The Cabinet Office Minister, Frances Maude has told MPs that his White Paper proposals ‘are not an attack on the civil service’, however both unions and opposition MPs say problems in the civil service management are a result of failures of minister, not of civil servants themselves.

PCS says ‘huge and unsustainable’ job cuts will allow profit margins to drive decisions about the provision of services instead of public need.

General secretary Mark Serwotka said: “This plan is built on sand because cutting more than 100,000 jobs and allowing the pursuit of private profit to dictate what we do is entirely incompatible with providing the kind of good quality public services that we all rightly expect and demand.

“Instead of seeking to blame civil servants, ministers should recognise that austerity isn’t working and, far from making our economic situation better, it is their political choices that are causing misery for millions of people in this country.”

In a statement to the House of Commons, Frances Maude confirmed plans for a new ‘performance management appraisal system’ which could see up to 10% of civil servants being put ‘on probation’ and threatened with losing their jobs if they fail to meet new performance targets.
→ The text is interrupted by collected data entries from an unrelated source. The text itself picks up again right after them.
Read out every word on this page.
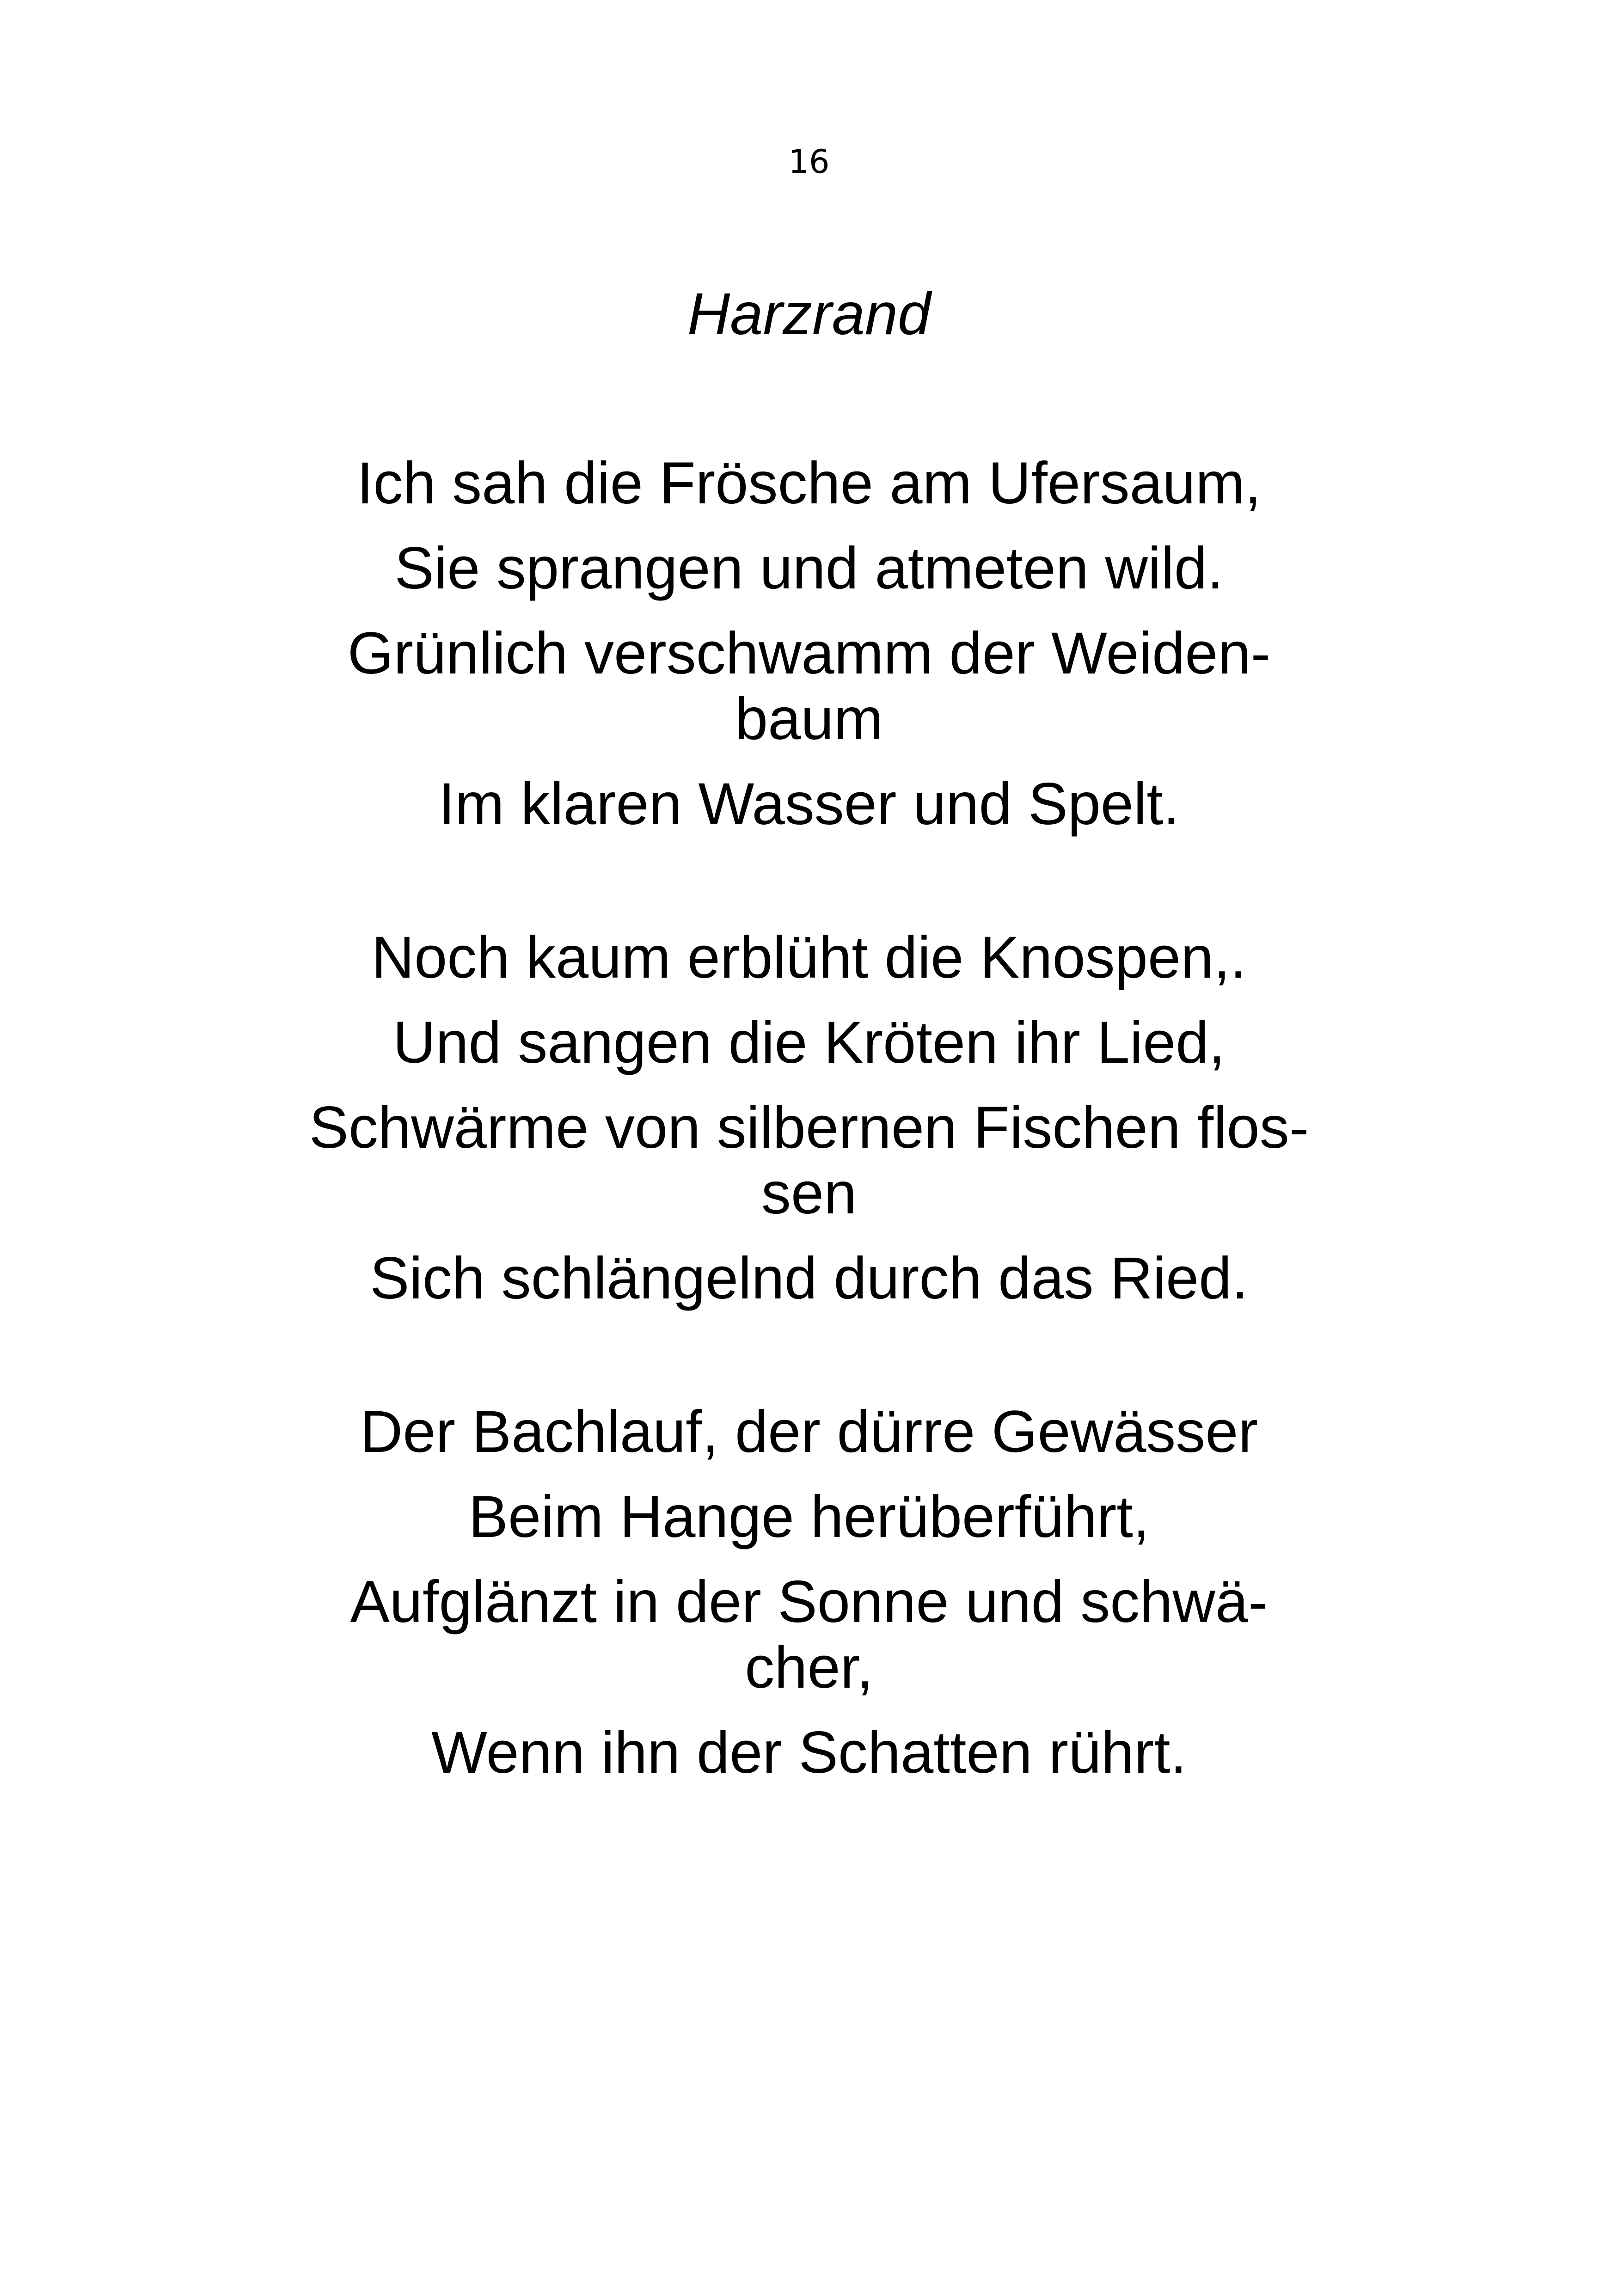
16

Harzrand
Ich sah die Frösche am Ufersaum,
Sie sprangen und atmeten wild.
Grünlich verschwamm der Weiden-
baum
Im klaren Wasser und Spelt.
Noch kaum erblüht die Knospen,.
Und sangen die Kröten ihr Lied,
Schwärme von silbernen Fischen flos-
sen
Sich schlängelnd durch das Ried.
Der Bachlauf, der dürre Gewässer
Beim Hange herüberführt,
Aufglänzt in der Sonne und schwä-
cher,
Wenn ihn der Schatten rührt.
However, he said no decision had been made on the introduction of regional pay in the civil service, repeating comments this week from Downing Street that the government ‘would not proceed without good evidence’ in favour of a new structure for public sector pay in different parts of the UK.

Unions say the proposals fail to address concerns of civil and public servants over cuts in jobs, pay and pensions.

Prospect said the reform plans would “import the worst excesses of David Brent’s The Office into government.”

Its general secretary Paul Noon said politicians had obsessed for years over issues of policy and management: “And what do we get?

“A fact-finding exercise on skills which is welcome but hardly a programme of reform. And a series of internal navel-gazing exercises with fancy names like contestable policies, project progress reports, cross-government MI systems, leadership schemes and departmental improvement plans.

“These short-term gimmicks and obscure slogans are no substitute for clear goals and motivated staff.

“This is not a vision of a professional civil service attuned to an economy in crisis or the technological needs of the 21st century. It is management by diktat and another nail in the coffin of the public service ethos.”

Civil service unions dispute ministers’ claims of support among civil servants for key proposals contained in the White Paper, such as a new ‘mutual’ pension and the introduction of a more ‘entrepreneurial’ culture in government departments.

8,000 PCS members at the Department for Transport have already taken strike action this month against cuts to jobs and services.